🤖 AI Summary
This study addresses the failure of objective image quality assessment (IQA) metrics near the just-noticeable difference (JND) threshold in high-fidelity image compression, where subtle compression artifacts evade reliable detection. We systematically evaluate the sensitivity and reliability of mainstream IQA metrics to such fine-grained distortions. To this end, we propose Z-RMSE—a metric incorporating subjective rating uncertainty—and design a novel statistical evaluation framework grounded in hypothesis testing. Furthermore, we construct and publicly release the first benchmark dataset dedicated to high-fidelity compression, comprising the full-range JPEG AIC-3 dataset, a JND-subset, cropping-effect analysis, and integrated evaluation tools. Experiments reveal that existing metrics suffer from overfitting and insufficient discriminability below the JND threshold. Our approach significantly improves consistency and robustness in fine-grained distortion assessment, providing a reproducible benchmark, a principled statistical framework, and open-source infrastructure for next-generation IQA research.
📝 Abstract
Nowadays, image compression solutions are increasingly designed to operate within high-fidelity quality ranges, where preserving even the most subtle details of the original image is essential. In this context, the ability to detect and quantify subtle compression artifacts becomes critically important, as even slight degradations can impact perceptual quality in professional or quality sensitive applications, such as digital archiving, professional editing and web delivery. However, the performance of current objective image quality assessment metrics in this range has not been thoroughly investigated. In particular, it is not well understood how reliably these metrics estimate distortions at or below the threshold of Just Noticeable Difference (JND). This study directly addresses this issue by proposing evaluation methodologies for assessing the performance of objective quality metrics and performing a comprehensive evaluation using the JPEG AIC-3 dataset which is designed for high-fidelity image compression.
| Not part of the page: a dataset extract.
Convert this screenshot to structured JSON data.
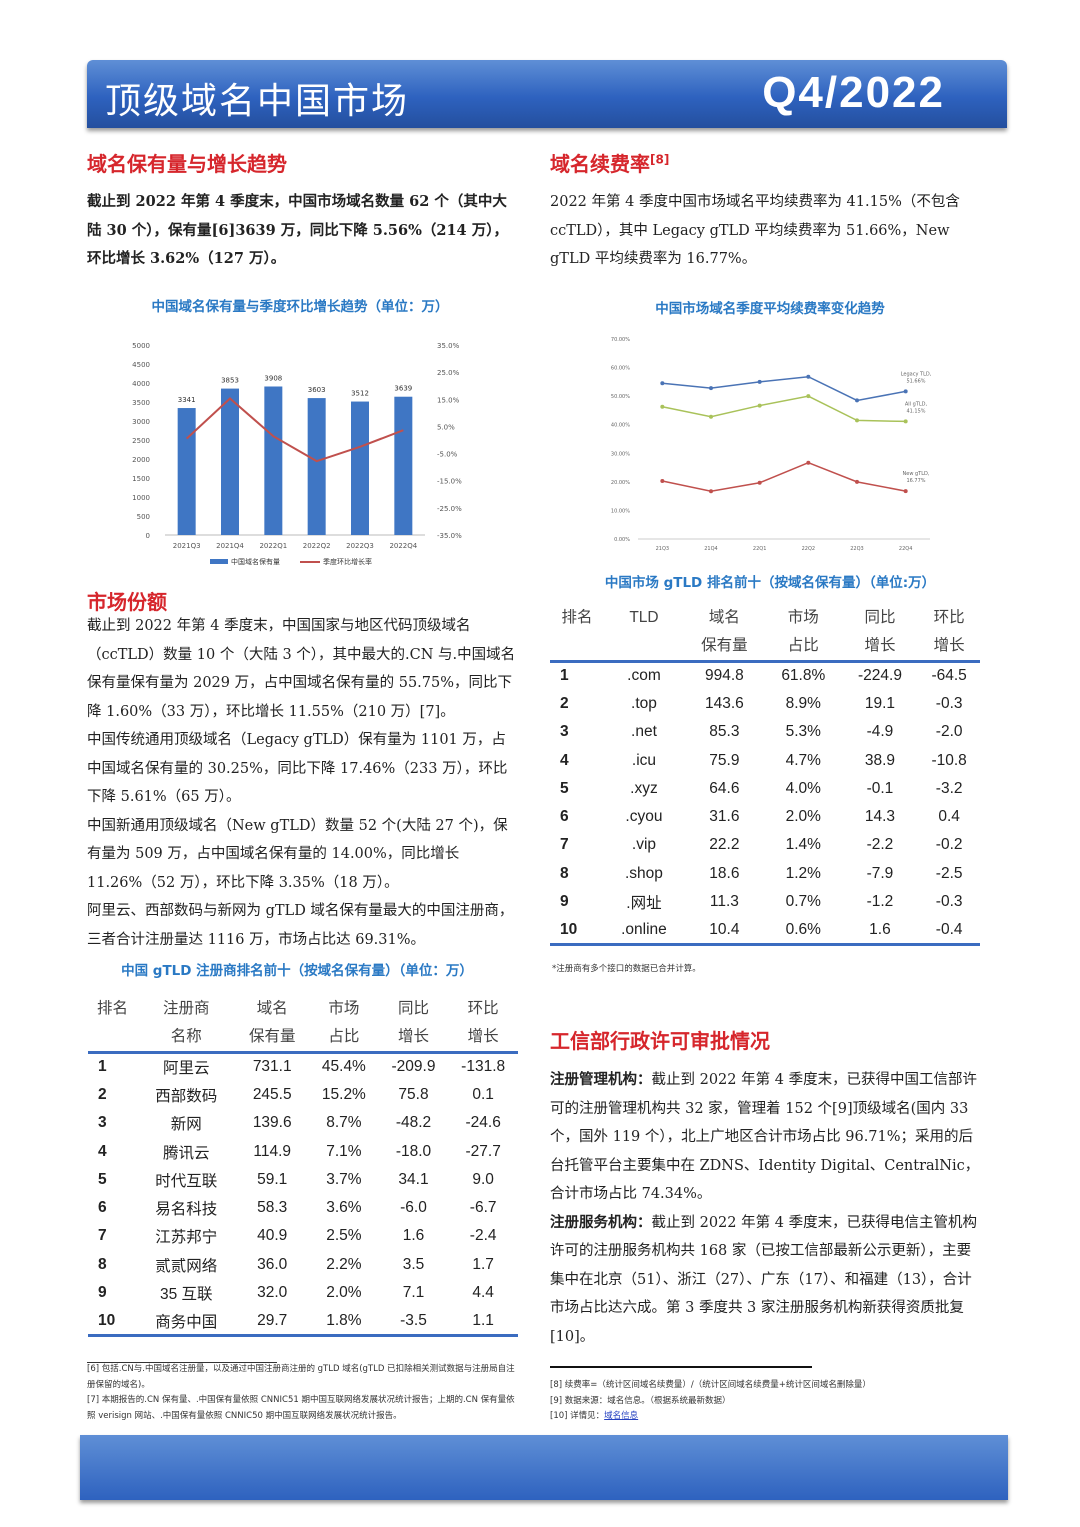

Beyond conventional criteria, the study introduces Z-RMSE to incorporate subjective score uncertainty and applies novel statistical tests to assess significant differences between metrics. The analysis spans the full JPEG AIC-3 range and its high- and medium-fidelity subsets, examines the impact of cropping in subjective tests, and a public dataset with benchmarks and evaluation tools is released to support further research.